A: Life Lab has an awesome free gardening curriculum adapted from the late Education Outside program. Mystery Science also has fun units and curriculum to inspire. Science Action Club from the Academy of Science provides a great curriculum aligned with garden programs featuring units with topics such as bugs and birds. Additionally, you can use the apps Inaturalist or seek to engage in citizen science in your gardens! If you are looking to build existing staff knowledge around gardening practices, Garden for the Environment in San Francisco hosts workshops about gardening, however there are other organizations like this one if you are in another place, even checking out local garden stores for flyers or other community connection leads.

Source: Real Options for City Kids

Q: Are there any organizations to consider partnering with? (community gardens, parents, local businesses, etc.) To get donations?

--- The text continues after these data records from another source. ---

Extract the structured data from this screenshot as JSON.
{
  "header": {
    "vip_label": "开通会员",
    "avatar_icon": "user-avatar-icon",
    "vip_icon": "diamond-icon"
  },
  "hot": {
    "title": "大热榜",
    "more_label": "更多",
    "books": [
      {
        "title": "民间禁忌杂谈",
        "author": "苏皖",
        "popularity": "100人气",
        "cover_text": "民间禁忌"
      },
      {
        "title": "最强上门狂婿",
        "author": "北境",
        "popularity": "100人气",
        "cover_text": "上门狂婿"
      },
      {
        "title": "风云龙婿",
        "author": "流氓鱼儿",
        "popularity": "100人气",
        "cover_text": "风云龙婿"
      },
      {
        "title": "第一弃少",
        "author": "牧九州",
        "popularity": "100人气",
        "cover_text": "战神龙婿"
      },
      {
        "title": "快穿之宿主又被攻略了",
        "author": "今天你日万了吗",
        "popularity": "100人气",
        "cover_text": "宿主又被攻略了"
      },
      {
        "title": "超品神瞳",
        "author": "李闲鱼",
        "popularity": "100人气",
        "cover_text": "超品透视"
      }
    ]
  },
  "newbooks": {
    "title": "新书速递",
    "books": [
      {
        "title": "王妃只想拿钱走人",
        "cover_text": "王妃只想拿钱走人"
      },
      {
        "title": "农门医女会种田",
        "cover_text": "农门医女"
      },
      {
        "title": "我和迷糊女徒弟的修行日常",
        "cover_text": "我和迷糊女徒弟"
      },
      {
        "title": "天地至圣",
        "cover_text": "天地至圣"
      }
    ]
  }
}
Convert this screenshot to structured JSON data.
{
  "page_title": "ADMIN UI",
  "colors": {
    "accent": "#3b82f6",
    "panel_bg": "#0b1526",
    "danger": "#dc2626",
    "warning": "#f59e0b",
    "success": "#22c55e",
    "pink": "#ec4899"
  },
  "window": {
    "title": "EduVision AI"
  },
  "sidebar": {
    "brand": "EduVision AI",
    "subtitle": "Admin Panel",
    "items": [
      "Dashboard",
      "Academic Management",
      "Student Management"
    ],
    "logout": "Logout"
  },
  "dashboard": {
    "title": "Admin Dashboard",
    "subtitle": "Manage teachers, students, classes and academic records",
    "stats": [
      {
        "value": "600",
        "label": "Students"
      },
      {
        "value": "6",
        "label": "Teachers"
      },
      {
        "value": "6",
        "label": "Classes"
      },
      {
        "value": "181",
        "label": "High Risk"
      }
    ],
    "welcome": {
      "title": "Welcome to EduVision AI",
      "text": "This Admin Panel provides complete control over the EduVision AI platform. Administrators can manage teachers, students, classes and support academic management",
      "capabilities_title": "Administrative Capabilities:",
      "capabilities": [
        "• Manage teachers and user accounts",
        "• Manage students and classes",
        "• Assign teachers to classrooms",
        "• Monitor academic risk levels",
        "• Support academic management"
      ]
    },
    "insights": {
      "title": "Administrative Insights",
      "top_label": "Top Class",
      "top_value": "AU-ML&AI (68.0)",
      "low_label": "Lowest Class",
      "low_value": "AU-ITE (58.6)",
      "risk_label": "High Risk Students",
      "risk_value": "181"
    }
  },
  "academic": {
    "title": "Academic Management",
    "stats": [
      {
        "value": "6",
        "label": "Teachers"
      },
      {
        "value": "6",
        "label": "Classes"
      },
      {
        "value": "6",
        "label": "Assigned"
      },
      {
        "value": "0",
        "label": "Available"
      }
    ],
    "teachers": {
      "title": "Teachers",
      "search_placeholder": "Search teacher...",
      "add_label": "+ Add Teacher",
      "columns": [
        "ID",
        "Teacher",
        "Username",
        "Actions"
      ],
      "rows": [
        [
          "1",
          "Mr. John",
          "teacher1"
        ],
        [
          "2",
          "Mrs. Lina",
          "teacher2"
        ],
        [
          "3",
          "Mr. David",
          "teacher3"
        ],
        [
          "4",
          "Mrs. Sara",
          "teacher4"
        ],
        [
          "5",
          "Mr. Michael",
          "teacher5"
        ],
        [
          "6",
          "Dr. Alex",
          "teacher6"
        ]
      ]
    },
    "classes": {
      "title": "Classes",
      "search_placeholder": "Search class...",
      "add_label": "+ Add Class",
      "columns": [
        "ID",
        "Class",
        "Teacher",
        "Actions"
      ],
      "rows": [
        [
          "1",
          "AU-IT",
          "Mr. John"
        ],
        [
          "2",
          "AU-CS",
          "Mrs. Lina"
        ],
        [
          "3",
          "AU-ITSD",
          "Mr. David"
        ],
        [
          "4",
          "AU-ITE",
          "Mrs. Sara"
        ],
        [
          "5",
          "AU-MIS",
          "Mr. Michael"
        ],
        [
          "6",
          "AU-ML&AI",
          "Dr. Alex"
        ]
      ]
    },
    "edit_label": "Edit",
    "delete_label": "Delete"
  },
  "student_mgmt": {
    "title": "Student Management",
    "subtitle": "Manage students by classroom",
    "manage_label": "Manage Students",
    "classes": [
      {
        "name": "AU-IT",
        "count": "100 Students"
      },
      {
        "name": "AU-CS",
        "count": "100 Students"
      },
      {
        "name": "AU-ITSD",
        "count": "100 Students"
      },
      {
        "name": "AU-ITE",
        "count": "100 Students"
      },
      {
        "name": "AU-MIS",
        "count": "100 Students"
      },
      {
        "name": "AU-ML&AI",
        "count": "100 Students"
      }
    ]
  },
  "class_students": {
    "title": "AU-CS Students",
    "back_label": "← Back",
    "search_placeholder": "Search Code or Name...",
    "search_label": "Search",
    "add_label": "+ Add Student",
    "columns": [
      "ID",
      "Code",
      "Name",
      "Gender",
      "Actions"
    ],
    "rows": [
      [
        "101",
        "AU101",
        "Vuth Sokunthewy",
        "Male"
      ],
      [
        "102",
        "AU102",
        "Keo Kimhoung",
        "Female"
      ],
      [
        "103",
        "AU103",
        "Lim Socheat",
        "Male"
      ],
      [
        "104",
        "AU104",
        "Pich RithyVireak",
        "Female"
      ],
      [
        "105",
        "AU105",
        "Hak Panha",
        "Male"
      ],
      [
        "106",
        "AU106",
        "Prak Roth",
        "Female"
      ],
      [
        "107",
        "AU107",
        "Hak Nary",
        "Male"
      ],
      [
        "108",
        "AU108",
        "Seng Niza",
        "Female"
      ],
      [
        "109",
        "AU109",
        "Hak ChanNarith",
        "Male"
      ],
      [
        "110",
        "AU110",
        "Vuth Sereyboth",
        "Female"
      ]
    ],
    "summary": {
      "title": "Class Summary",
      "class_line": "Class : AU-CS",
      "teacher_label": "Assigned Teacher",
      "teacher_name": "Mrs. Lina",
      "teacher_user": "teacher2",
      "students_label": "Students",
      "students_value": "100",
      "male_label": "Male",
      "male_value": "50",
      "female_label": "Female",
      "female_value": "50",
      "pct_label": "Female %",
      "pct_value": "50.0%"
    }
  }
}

To learn more? 

A: I highly recommend finding a local garden partner. In Visitacion Valley we partner with the Visitacion Valley Greenway. With them we have access to experienced gardeners, supplies and gardening space for larger scale projects. We are also always on the hunt for grants which will help fund furthering our gardens, the Whole Kids grant for example is a great one, it also comes with resources to learn and support your program! 

Additionally, there can be lots of local businesses and organizations to support. Here in the SF area, we have reached out to local businesses such as Sloat Gardens, and Flora Grubbs Gardens for donations. Our chapter of the California Native Plant Society also has supported us with donations of plants, and a plan for where to plant them.

Q: Would you offer any additional tips for program leaders? 

A: Make sure you connect with community members in the spaces you plant at, and make sure the spaces aren't already spoken for, or that stakeholders don't already have plans for them is helpful if applicable (i.e. classroom teachers if at a school, PTA etc.). Additionally, gaining community investment, what would the community like to see in those spaces? Pollinator attracting plants? Trees or tall plants for shade? Food growth for cooking classes? This can help you shape your plans for your classes or clubs.

Source: Whole Kids Foundation


Natalie Gustin-Toland is a San Francisco Bay Area-based educator who has dedicated her career to serving in the Outdoor Education and Out of School Time fields. Over the past decade she has focused her work on program management, working in spaces such as summer programs, afterschool programs, outdoor education programs, and other community-based spaces. She is passionate about bringing a focus on equity and access to the table, and ensuring that these principles remain integral to all aspects of her work. Connecting communities to the outdoors in order to foster lifelong passion and agency in nature is the cornerstone of Natalie's purpose. 

Real Options for City Kids Since 1994, R.O.C.K. has served the needs of children in the community by providing structured programs that foster personal development within a safe, loving and supportive environment. With the help of our programs, children who might not otherwise have a reasonable chance to succeed are granted a level playing field.